Singapore – Ms. Domenica Tan and her husband had a distressful experience with a wedding photography company called French Toast Production who “lost” all of their actual wedding day photos and the videos to their pre-wedding shoot.
On February 15 (Friday), Ms. Tan shared a post on Facebook stating her experience with French Toast Productions for the bulk of their wedding events. The post started with Ms. Tan apologising to her friends and family because they will not be able to share most of the table photos taken during the wedding banquet. We all know how important these memories captured on paper are especially for those who travelled from different countries just to be with the newlyweds on their special day.
The couple first contacted French Toast in 2017 to finalise the schedule which included the actual day photography and videography, an overseas photoshoot in Hokkaido, and a golden hour local photo and video shoot at Coney Island.

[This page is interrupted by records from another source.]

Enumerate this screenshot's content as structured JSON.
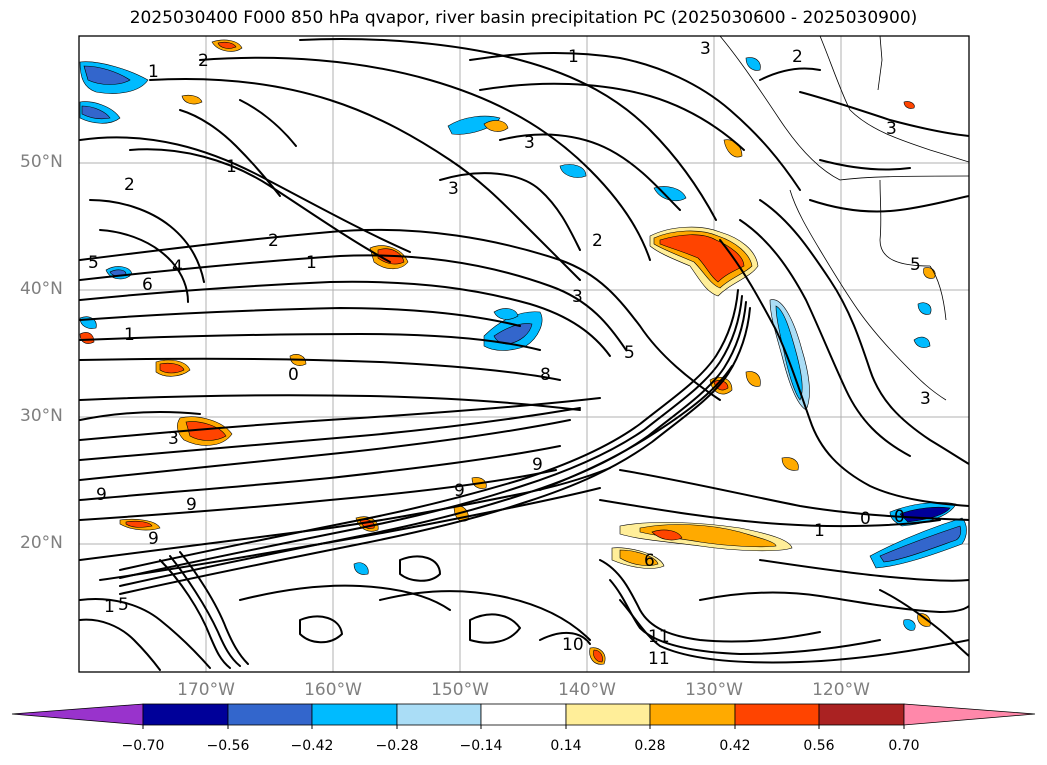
{
  "title": "2025030400 F000 850 hPa qvapor, river basin precipitation PC (2025030600 - 2025030900)",
  "lat_labels": [
    "50°N",
    "40°N",
    "30°N",
    "20°N"
  ],
  "lon_labels": [
    "170°W",
    "160°W",
    "150°W",
    "140°W",
    "130°W",
    "120°W"
  ],
  "colorbar": {
    "ticks": [
      "−0.70",
      "−0.56",
      "−0.42",
      "−0.28",
      "−0.14",
      "0.14",
      "0.28",
      "0.42",
      "0.56",
      "0.70"
    ],
    "colors": [
      "#9933cc",
      "#000099",
      "#3366cc",
      "#00bbff",
      "#aaddf6",
      "#ffffff",
      "#ffee99",
      "#ffaa00",
      "#ff4400",
      "#aa2222",
      "#ff88aa"
    ],
    "extend": "both"
  },
  "contour_labels": [
    "1",
    "1",
    "2",
    "3",
    "3",
    "1",
    "2",
    "3",
    "2",
    "5",
    "6",
    "4",
    "1",
    "2",
    "3",
    "5",
    "0",
    "9",
    "9",
    "9",
    "1",
    "0",
    "0",
    "3",
    "5",
    "8",
    "9",
    "9",
    "11",
    "11",
    "10",
    "6",
    "5",
    "2",
    "3",
    "3",
    "1",
    "1"
  ]
}
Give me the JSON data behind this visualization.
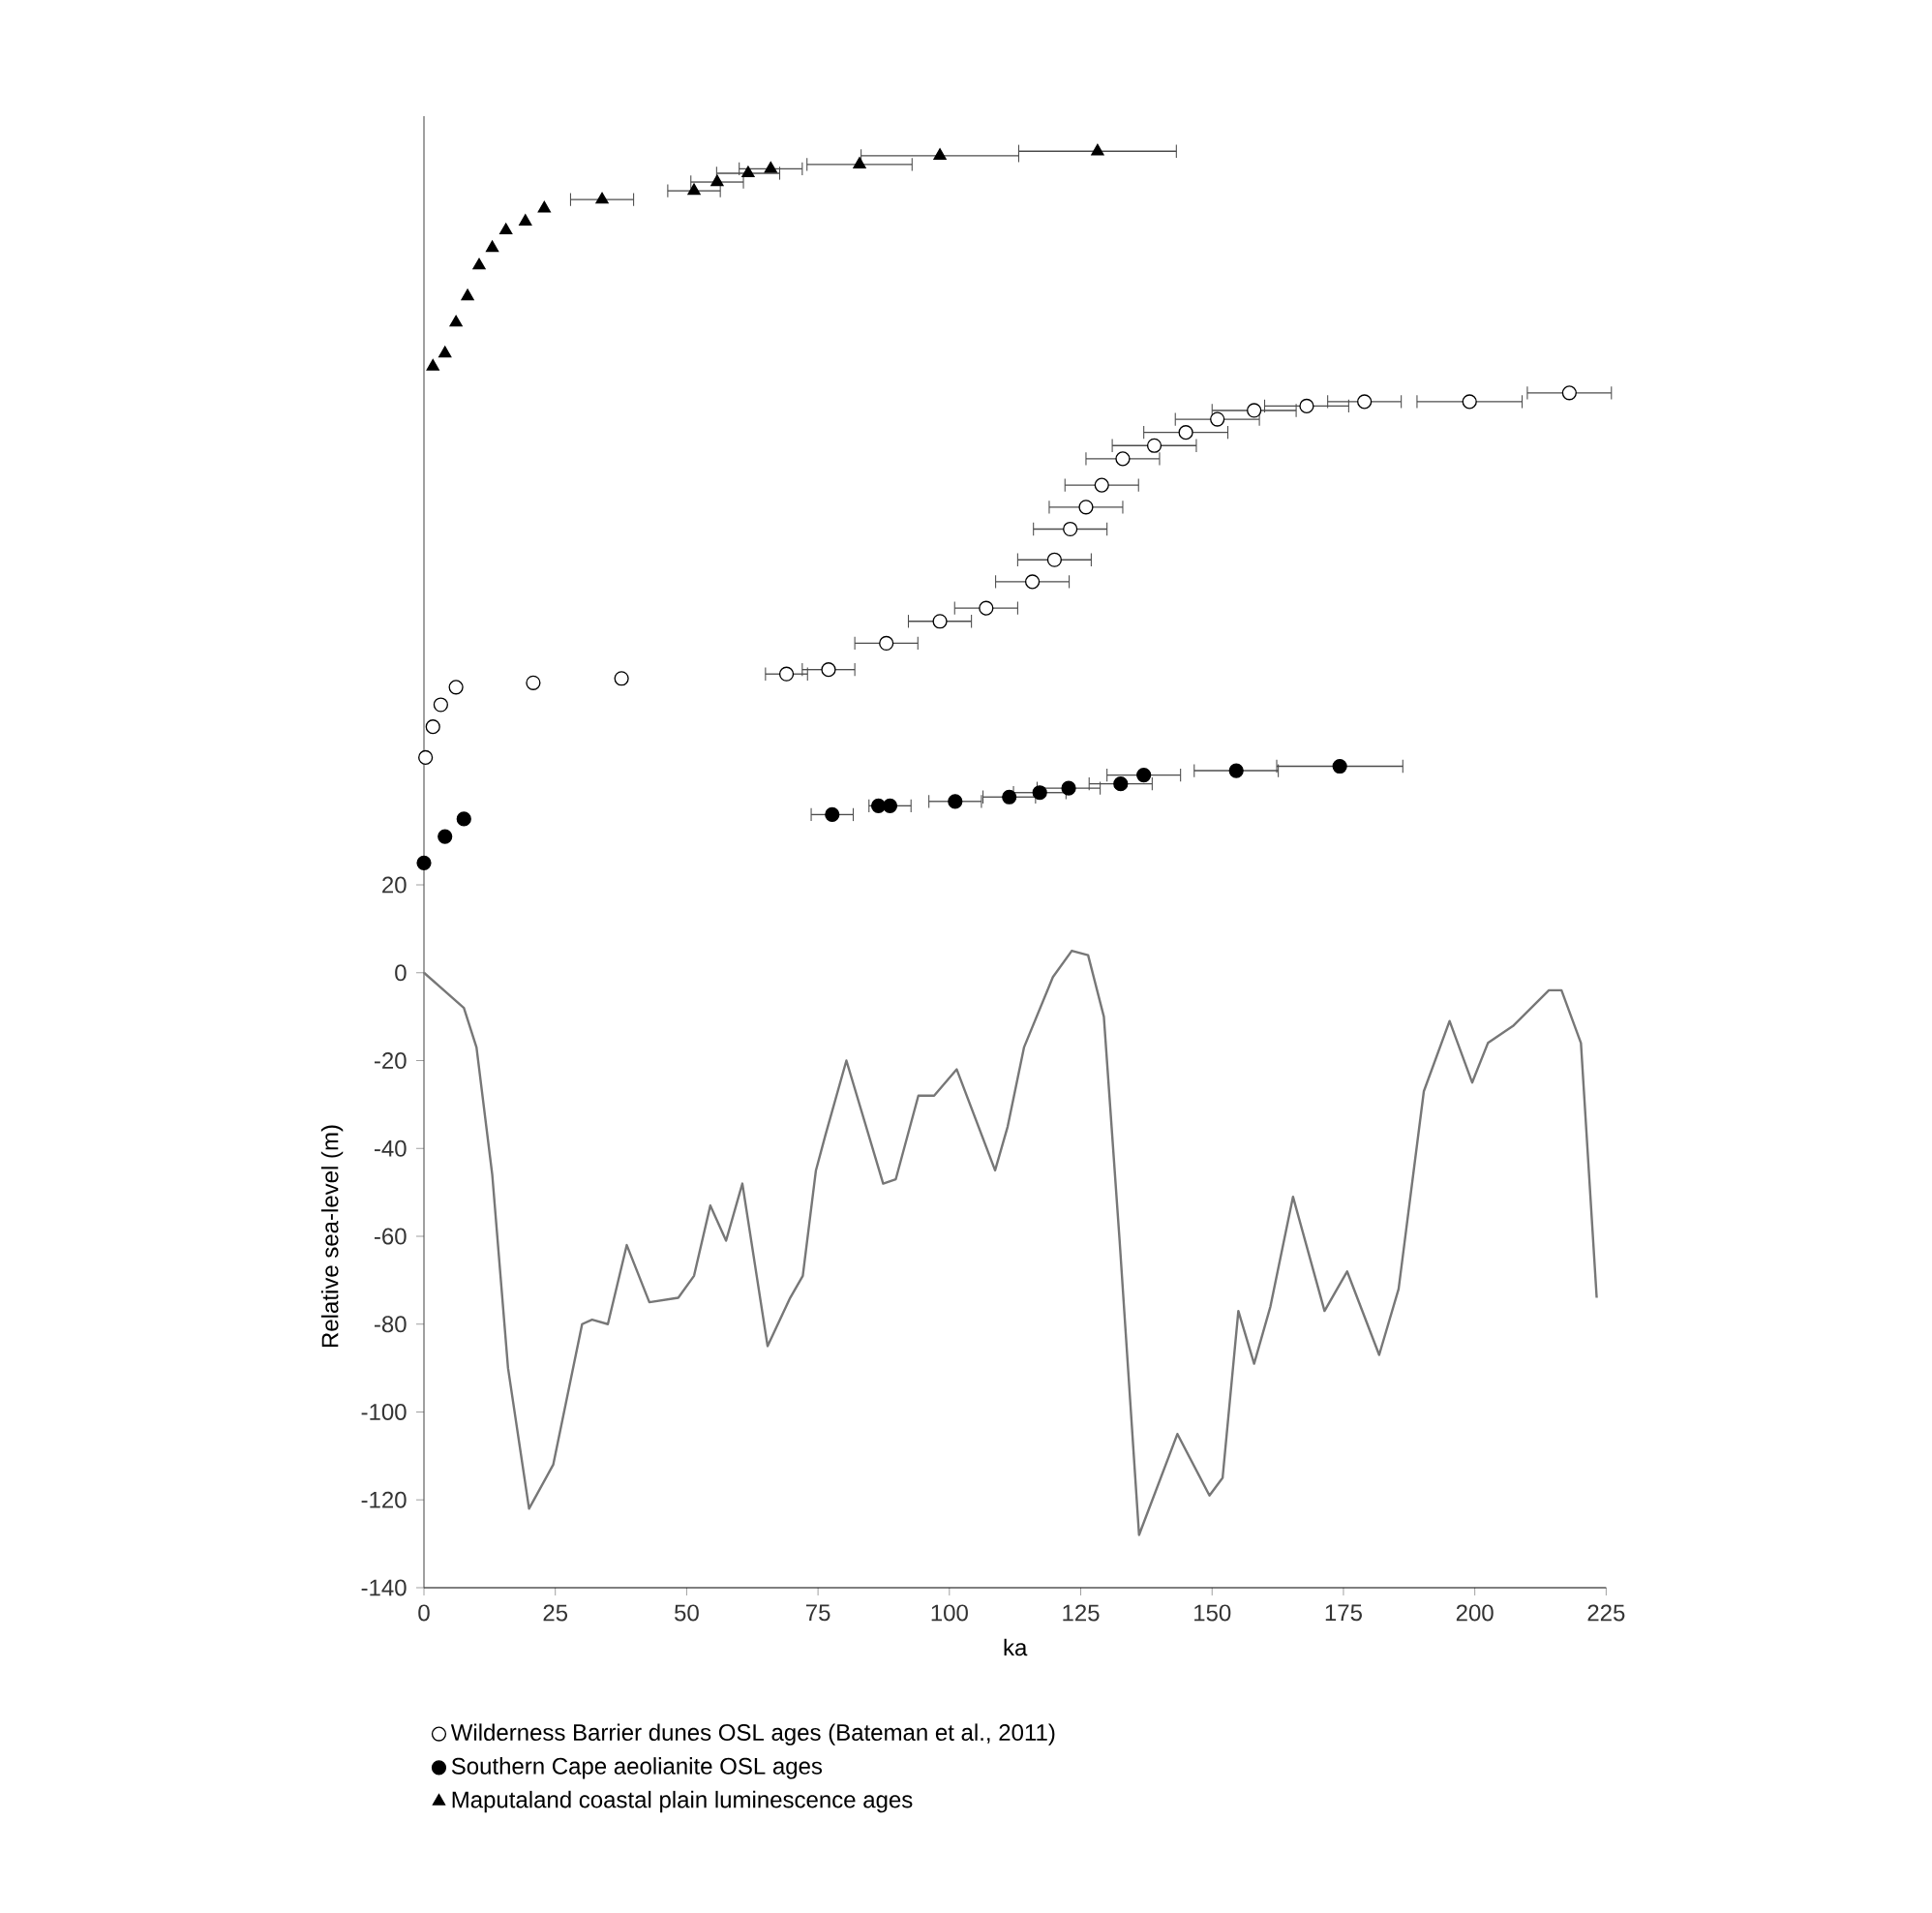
{
  "chart_data": {
    "type": "line",
    "xlabel": "ka",
    "ylabel": "Relative sea-level (m)",
    "xlim": [
      0,
      225
    ],
    "xticks": [
      0,
      25,
      50,
      75,
      100,
      125,
      150,
      175,
      200,
      225
    ],
    "ylim": [
      -140,
      195
    ],
    "yticks": [
      -140,
      -120,
      -100,
      -80,
      -60,
      -40,
      -20,
      0,
      20
    ],
    "legend": "bottom",
    "series": [
      {
        "color": "#777777",
        "marker": "none",
        "x": [
          0,
          7.6,
          10,
          13,
          16,
          20,
          24.6,
          30.1,
          32,
          35,
          38.6,
          42.9,
          48.4,
          51.4,
          54.5,
          57.5,
          60.6,
          65.4,
          69.7,
          72.1,
          74.6,
          76.4,
          80.4,
          87.4,
          89.8,
          94.1,
          97.1,
          101.4,
          108.7,
          111.1,
          114.2,
          119.7,
          123.3,
          126.4,
          129.4,
          132.4,
          136.1,
          143.4,
          149.5,
          152,
          155,
          158,
          161.1,
          165.4,
          171.4,
          175.7,
          181.8,
          185.5,
          190.3,
          195.2,
          199.5,
          202.5,
          207.4,
          214.1,
          216.5,
          220.2,
          223.2
        ],
        "values": [
          0,
          -8,
          -17,
          -46,
          -90,
          -122,
          -112,
          -80,
          -79,
          -80,
          -62,
          -75,
          -74,
          -69,
          -53,
          -61,
          -48,
          -85,
          -74,
          -69,
          -45,
          -37,
          -20,
          -48,
          -47,
          -28,
          -28,
          -22,
          -45,
          -35,
          -17,
          -1,
          5,
          4,
          -10,
          -61,
          -128,
          -105,
          -119,
          -115,
          -77,
          -89,
          -76,
          -51,
          -77,
          -68,
          -87,
          -72,
          -27,
          -11,
          -25,
          -16,
          -12,
          -4,
          -4,
          -16,
          -74
        ]
      },
      {
        "type": "scatter",
        "name": "Wilderness Barrier dunes OSL ages (Bateman et al., 2011)",
        "color": "#ffffff",
        "marker": "circle",
        "x": [
          0.3,
          1.7,
          3.2,
          6.1,
          20.8,
          37.6,
          69,
          77,
          88,
          98.2,
          107,
          115.8,
          120,
          123,
          126,
          129,
          133,
          139,
          145,
          151,
          158,
          168,
          179,
          199,
          218
        ],
        "values": [
          49,
          56,
          61,
          65,
          66,
          67,
          68,
          69,
          75,
          80,
          83,
          89,
          94,
          101,
          106,
          111,
          117,
          120,
          123,
          126,
          128,
          129,
          130,
          130,
          132
        ],
        "xerrors": [
          null,
          null,
          null,
          null,
          null,
          null,
          4,
          5,
          6,
          6,
          6,
          7,
          7,
          7,
          7,
          7,
          7,
          8,
          8,
          8,
          8,
          8,
          7,
          10,
          8
        ]
      },
      {
        "type": "scatter",
        "name": "Southern Cape aeolianite OSL ages",
        "color": "#000000",
        "marker": "circle",
        "x": [
          0,
          4,
          7.6,
          77.7,
          86.5,
          88.7,
          101.1,
          111.4,
          117.2,
          122.7,
          132.6,
          137,
          154.6,
          174.3
        ],
        "values": [
          25,
          31,
          35,
          36,
          38,
          38,
          39,
          40,
          41,
          42,
          43,
          45,
          46,
          47
        ],
        "xerrors": [
          null,
          null,
          null,
          4,
          null,
          4,
          5,
          5,
          5,
          6,
          6,
          7,
          8,
          12
        ]
      },
      {
        "type": "scatter",
        "name": "Maputaland coastal plain luminescence ages",
        "color": "#000000",
        "marker": "triangle",
        "x": [
          1.7,
          4,
          6.1,
          8.3,
          10.5,
          13,
          15.6,
          19.3,
          22.9,
          33.9,
          51.4,
          55.8,
          61.7,
          66,
          82.9,
          98.2,
          128.2
        ],
        "values": [
          138,
          141,
          148,
          154,
          161,
          165,
          169,
          171,
          174,
          176,
          178,
          180,
          182,
          183,
          184,
          186,
          187
        ],
        "xerrors": [
          null,
          null,
          null,
          null,
          null,
          null,
          null,
          null,
          null,
          6,
          5,
          5,
          6,
          6,
          10,
          15,
          15
        ]
      }
    ]
  }
}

The first inconvenience happened when the agreed rate for the Hokkaido shoot didn’t add up to the actual costs. Even with written communication via WhatsApp, which Ms. Tan also uploaded, the photographer named Shawn extended the argument and brought up all possible loopholes to make the couple agree to the revised rates. Out of the goodwill of Ms. Tan and her husband, they covered for the hotel accommodation costs of Shawn and the make-up artist which should have been included in the initial S$3500 rate.
Shawn suddenly changed the number of printed copies from 50 to 30 without prior notice. When the couple clarified, he assumed that he had informed them of the change when he didn’t.
Early October 2018, the couple received a long message from Jonathan (the videographer) saying that the video footage from Coney Island disappeared. Even though they were very disappointed, Ms. Tan and her husband further expanded their patience and believed French Toast Production when the latter said it wouldn’t happen again.
The last straw happened on January 19, 2019, six weeks after their wedding celebration. To condense a rather long dialogue between the newlyweds and company, the photos were lost due to a virus which rendered the majority of the photos unrecoverable.
Ms. Tan mentioned how Shawn denied the mistake as a failure in his part and blamed the virus. When they suggested a third-party software or service provider to retrieve the files, the photographer merely brushed it aside and said nothing could be done.
When they talked compensation for the loss, the company offered a free baby photo shoot which, as Ms. Tan explained, was “a gross assumption of what married life is” and it meant that they had to wait however long before it could be availed.
She ended her post with, “I hope that with us sharing this experience, no one else would have to go through the trauma of losing pre-wedding and wedding footages like we did.”